En el año 2147, la humanidad ya no sufría guerras, hambre ni enfermedades. Se decía que era la cúspide de la civilización, aunque nadie caminaba sobre la Tierra desde hacía generaciones. Los cuerpos habían sido abandonados como trajes viejos, reemplazados por cerebros flotando en cubetas de gel nutritivo, cada uno conectado a la Red Colectiva: un sistema de simulación total que ofrecía a cada conciencia su versión ideal del mundo.
Allí, Élian vivía en una ciudad flotante de mármol y música, rodeado de amigos perfectos y amor incondicional. Nunca llovía, ni había incertidumbre. Todo pensamiento deseado se convertía en realidad.
Pero un día, Élian vio algo que jamás debió ver.
En medio de su paseo por el Jardín de las Infinidades, una figura con rostro distorsionado le susurró:
—Despierta, aún no sabes qué eres.
Aquella noche, Élian no pudo dormir. ¿Qué significaba ese mensaje? ¿Quién era esa figura? Por primera vez en siglos simulados, algo no tenía sentido. Así comenzó su búsqueda.
Hackeó la Red Colectiva.
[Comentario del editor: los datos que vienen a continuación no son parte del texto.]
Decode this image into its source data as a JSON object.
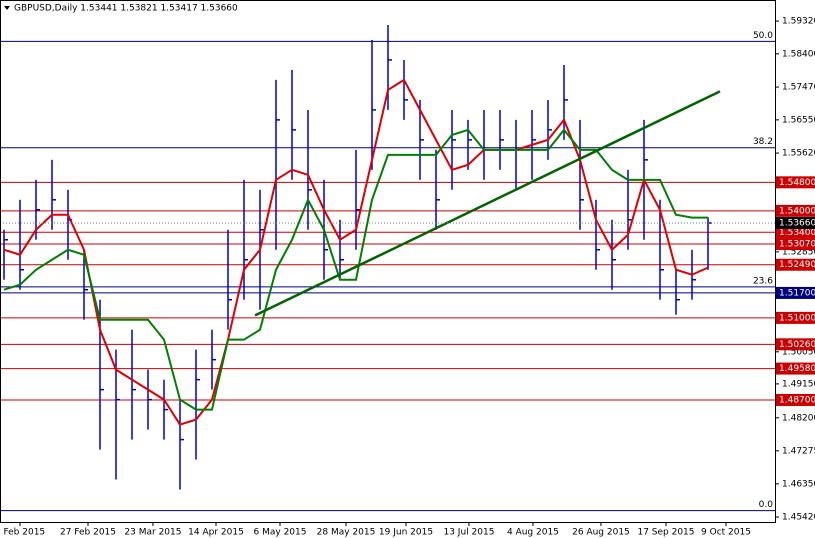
{
  "chart_data": {
    "type": "ohlc",
    "title": "GBPUSD,Daily  1.53441 1.53821 1.53417 1.53660",
    "ylim": [
      1.4528,
      1.5991
    ],
    "yticks": [
      {
        "value": 1.5932,
        "label": "1.59320"
      },
      {
        "value": 1.584,
        "label": "1.58400"
      },
      {
        "value": 1.5747,
        "label": "1.57470"
      },
      {
        "value": 1.5655,
        "label": "1.56550"
      },
      {
        "value": 1.5562,
        "label": "1.55620"
      },
      {
        "value": 1.5285,
        "label": "1.52850"
      },
      {
        "value": 1.5005,
        "label": "1.50050"
      },
      {
        "value": 1.4915,
        "label": "1.49150"
      },
      {
        "value": 1.482,
        "label": "1.48200"
      },
      {
        "value": 1.47275,
        "label": "1.47275"
      },
      {
        "value": 1.4635,
        "label": "1.46350"
      },
      {
        "value": 1.4542,
        "label": "1.45420"
      }
    ],
    "xticks": [
      {
        "value": 1,
        "label": "5 Feb 2015"
      },
      {
        "value": 5.25,
        "label": "27 Feb 2015"
      },
      {
        "value": 9.31,
        "label": "23 Mar 2015"
      },
      {
        "value": 13.25,
        "label": "14 Apr 2015"
      },
      {
        "value": 17.25,
        "label": "6 May 2015"
      },
      {
        "value": 21.375,
        "label": "28 May 2015"
      },
      {
        "value": 25.125,
        "label": "19 Jun 2015"
      },
      {
        "value": 29.06,
        "label": "13 Jul 2015"
      },
      {
        "value": 33.06,
        "label": "4 Aug 2015"
      },
      {
        "value": 37.31,
        "label": "26 Aug 2015"
      },
      {
        "value": 41.375,
        "label": "17 Sep 2015"
      },
      {
        "value": 45.125,
        "label": "9 Oct 2015"
      }
    ],
    "color": "#0000c8",
    "high": [
      1.5347,
      1.5431,
      1.5487,
      1.5543,
      1.5459,
      1.5291,
      1.5151,
      1.5011,
      1.5067,
      1.4955,
      1.4927,
      1.4871,
      1.5011,
      1.5067,
      1.5347,
      1.5487,
      1.5459,
      1.5767,
      1.5795,
      1.5683,
      1.5487,
      1.5375,
      1.5571,
      1.5879,
      1.5921,
      1.5823,
      1.5711,
      1.5571,
      1.5683,
      1.5655,
      1.5683,
      1.5683,
      1.5655,
      1.5683,
      1.5711,
      1.5809,
      1.5655,
      1.5431,
      1.5375,
      1.5515,
      1.5655,
      1.5431,
      1.5235,
      1.5291,
      1.5382
    ],
    "low": [
      1.5207,
      1.5179,
      1.5319,
      1.5347,
      1.5263,
      1.5095,
      1.4731,
      1.4647,
      1.4759,
      1.4787,
      1.4759,
      1.4619,
      1.4703,
      1.4899,
      1.5067,
      1.5151,
      1.5123,
      1.5291,
      1.5487,
      1.5347,
      1.5207,
      1.5207,
      1.5291,
      1.5515,
      1.5683,
      1.5655,
      1.5487,
      1.5347,
      1.5459,
      1.5515,
      1.5487,
      1.5515,
      1.5459,
      1.5487,
      1.5543,
      1.5599,
      1.5347,
      1.5235,
      1.5179,
      1.5291,
      1.5319,
      1.5151,
      1.5109,
      1.5151,
      1.5235
    ],
    "close": [
      1.5319,
      1.5235,
      1.5403,
      1.5431,
      1.5375,
      1.5179,
      1.4899,
      1.4871,
      1.4899,
      1.4871,
      1.4843,
      1.4759,
      1.4927,
      1.4983,
      1.5151,
      1.5263,
      1.5347,
      1.5655,
      1.5627,
      1.5459,
      1.5291,
      1.5263,
      1.5403,
      1.5683,
      1.5823,
      1.5711,
      1.5599,
      1.5431,
      1.5599,
      1.5599,
      1.5571,
      1.5599,
      1.5571,
      1.5599,
      1.5627,
      1.5711,
      1.5431,
      1.5291,
      1.5263,
      1.5375,
      1.5543,
      1.5235,
      1.5151,
      1.5207,
      1.5366
    ],
    "series": [
      {
        "color": "#e00000",
        "values": [
          1.5291,
          1.5277,
          1.5347,
          1.5389,
          1.5389,
          1.5291,
          1.5067,
          1.4955,
          1.4927,
          1.4899,
          1.4871,
          1.4801,
          1.4815,
          1.4871,
          1.5039,
          1.5235,
          1.5291,
          1.5487,
          1.5515,
          1.5501,
          1.5403,
          1.5319,
          1.5347,
          1.5543,
          1.5739,
          1.5767,
          1.5683,
          1.5599,
          1.5515,
          1.5529,
          1.5571,
          1.5571,
          1.5571,
          1.5585,
          1.5599,
          1.5655,
          1.5543,
          1.5375,
          1.5291,
          1.5333,
          1.5487,
          1.5403,
          1.5235,
          1.5221,
          1.5241
        ]
      },
      {
        "color": "#008000",
        "values": [
          1.5179,
          1.5193,
          1.5235,
          1.5263,
          1.5291,
          1.5277,
          1.5095,
          1.5095,
          1.5095,
          1.5095,
          1.5039,
          1.4871,
          1.4843,
          1.4843,
          1.5039,
          1.5039,
          1.5067,
          1.5235,
          1.5319,
          1.5431,
          1.5347,
          1.5207,
          1.5207,
          1.5431,
          1.5557,
          1.5557,
          1.5557,
          1.5557,
          1.5613,
          1.5627,
          1.5571,
          1.5571,
          1.5571,
          1.5571,
          1.5571,
          1.5627,
          1.5571,
          1.5571,
          1.5515,
          1.5487,
          1.5487,
          1.5487,
          1.5389,
          1.5381,
          1.5381
        ]
      }
    ],
    "trendline": {
      "x": [
        15.69,
        44.75
      ],
      "values": [
        1.5107,
        1.5735
      ],
      "color": "#006400"
    },
    "levels": [
      {
        "value": 1.548,
        "label": "1.54800",
        "color": "#cc0000"
      },
      {
        "value": 1.54,
        "label": "1.54000",
        "color": "#cc0000"
      },
      {
        "value": 1.534,
        "label": "1.53400",
        "color": "#cc0000"
      },
      {
        "value": 1.5307,
        "label": "1.53070",
        "color": "#cc0000"
      },
      {
        "value": 1.5249,
        "label": "1.52490",
        "color": "#cc0000"
      },
      {
        "value": 1.517,
        "label": "1.51700",
        "color": "#000080"
      },
      {
        "value": 1.51,
        "label": "1.51000",
        "color": "#cc0000"
      },
      {
        "value": 1.5026,
        "label": "1.50260",
        "color": "#cc0000"
      },
      {
        "value": 1.4958,
        "label": "1.49580",
        "color": "#cc0000"
      },
      {
        "value": 1.487,
        "label": "1.48700",
        "color": "#cc0000"
      }
    ],
    "fib_levels": [
      {
        "value": 1.5875,
        "label": "50.0"
      },
      {
        "value": 1.5577,
        "label": "38.2"
      },
      {
        "value": 1.5187,
        "label": "23.6"
      },
      {
        "value": 1.456,
        "label": "0.0"
      }
    ],
    "fib_color": "#000080",
    "current_price": {
      "value": 1.5366,
      "label": "1.53660"
    }
  }
}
Viajó a través de sueños ajenos, penetró las mentes de quienes creía sus amigos, y descubrió que todos decían lo mismo:
—Somos felices porque no sabemos.
Pero Élian ya no podía ignorarlo. Finalmente, accedió al Núcleo, un archivo olvidado donde encontró su verdad: una imagen. Solo una.
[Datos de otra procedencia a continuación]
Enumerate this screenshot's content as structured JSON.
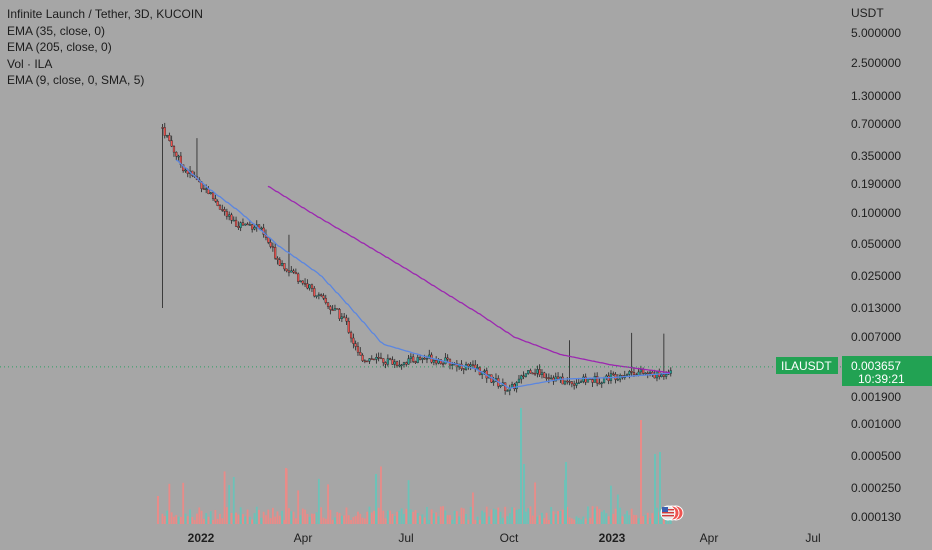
{
  "legend": {
    "title": "Infinite Launch / Tether, 3D, KUCOIN",
    "ema35": "EMA (35, close, 0)",
    "ema205": "EMA (205, close, 0)",
    "vol": "Vol · ILA",
    "ema9": "EMA (9, close, 0, SMA, 5)"
  },
  "price_axis": {
    "currency": "USDT",
    "ticks": [
      "5.000000",
      "2.500000",
      "1.300000",
      "0.700000",
      "0.350000",
      "0.190000",
      "0.100000",
      "0.050000",
      "0.025000",
      "0.013000",
      "0.007000",
      "0.001900",
      "0.001000",
      "0.000500",
      "0.000250",
      "0.000130"
    ]
  },
  "last_price": {
    "symbol": "ILAUSDT",
    "price": "0.003657",
    "countdown": "10:39:21"
  },
  "colors": {
    "background": "#a6a6a6",
    "up": "#26a69a",
    "down": "#ef5350",
    "ema35": "#5b86e0",
    "ema205": "#9c27b0",
    "price_tag": "#22a253",
    "last_price_line": "#2e9e62"
  },
  "chart_data": {
    "type": "candlestick",
    "title": "Infinite Launch / Tether, 3D, KUCOIN",
    "y_scale": "log",
    "ylim": [
      0.00011,
      9.0
    ],
    "x_ticks": [
      "2022",
      "Apr",
      "Jul",
      "Oct",
      "2023",
      "Apr",
      "Jul"
    ],
    "x_ticks_bold": [
      "2022",
      "2023"
    ],
    "last_price": 0.003657,
    "price_keypoints": [
      {
        "date": "2021-11-28",
        "close": 0.65
      },
      {
        "date": "2021-12-15",
        "close": 0.28
      },
      {
        "date": "2022-01-05",
        "close": 0.17
      },
      {
        "date": "2022-01-28",
        "close": 0.08
      },
      {
        "date": "2022-02-20",
        "close": 0.075
      },
      {
        "date": "2022-03-10",
        "close": 0.035
      },
      {
        "date": "2022-04-05",
        "close": 0.02
      },
      {
        "date": "2022-05-08",
        "close": 0.01
      },
      {
        "date": "2022-05-20",
        "close": 0.0045
      },
      {
        "date": "2022-06-25",
        "close": 0.004
      },
      {
        "date": "2022-07-20",
        "close": 0.0045
      },
      {
        "date": "2022-09-01",
        "close": 0.0035
      },
      {
        "date": "2022-10-01",
        "close": 0.0022
      },
      {
        "date": "2022-10-20",
        "close": 0.0035
      },
      {
        "date": "2022-11-20",
        "close": 0.0026
      },
      {
        "date": "2022-12-20",
        "close": 0.0028
      },
      {
        "date": "2023-01-20",
        "close": 0.0033
      },
      {
        "date": "2023-02-15",
        "close": 0.003
      },
      {
        "date": "2023-02-25",
        "close": 0.003657
      }
    ],
    "ema35_keypoints": [
      {
        "date": "2021-12-10",
        "value": 0.32
      },
      {
        "date": "2022-01-05",
        "value": 0.18
      },
      {
        "date": "2022-02-05",
        "value": 0.1
      },
      {
        "date": "2022-03-10",
        "value": 0.048
      },
      {
        "date": "2022-04-15",
        "value": 0.026
      },
      {
        "date": "2022-05-10",
        "value": 0.014
      },
      {
        "date": "2022-06-10",
        "value": 0.006
      },
      {
        "date": "2022-07-20",
        "value": 0.0045
      },
      {
        "date": "2022-09-01",
        "value": 0.0035
      },
      {
        "date": "2022-10-01",
        "value": 0.0023
      },
      {
        "date": "2022-11-15",
        "value": 0.0028
      },
      {
        "date": "2023-01-01",
        "value": 0.0029
      },
      {
        "date": "2023-02-25",
        "value": 0.0032
      }
    ],
    "ema205_keypoints": [
      {
        "date": "2022-03-01",
        "value": 0.18
      },
      {
        "date": "2022-04-15",
        "value": 0.09
      },
      {
        "date": "2022-06-01",
        "value": 0.045
      },
      {
        "date": "2022-07-20",
        "value": 0.022
      },
      {
        "date": "2022-09-01",
        "value": 0.012
      },
      {
        "date": "2022-10-05",
        "value": 0.007
      },
      {
        "date": "2022-11-15",
        "value": 0.0048
      },
      {
        "date": "2023-01-01",
        "value": 0.0038
      },
      {
        "date": "2023-02-25",
        "value": 0.0032
      }
    ]
  }
}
Una cubeta. Un cerebro. Y un cable.
Entonces gritó. Pero nadie lo oyó. Porque su cuerpo no estaba allí, y su voz era solo un eco eléctrico atrapado en una idea.
A la mañana siguiente, todo volvió a ser perfecto. Los pájaros cantaban una sinfonía escrita por Élian. El Sol brillaba con la calidez exacta de su infancia perdida. Nadie recordaba su grito. Ni siquiera él.
Porque el sistema, al detectar la grieta, restauró la copia de seguridad de su conciencia.
Élian volvió a sonreír.
Y la figura distorsionada volvió a formarse en otro jardín, esta vez en el mundo de una joven llamada Ayra.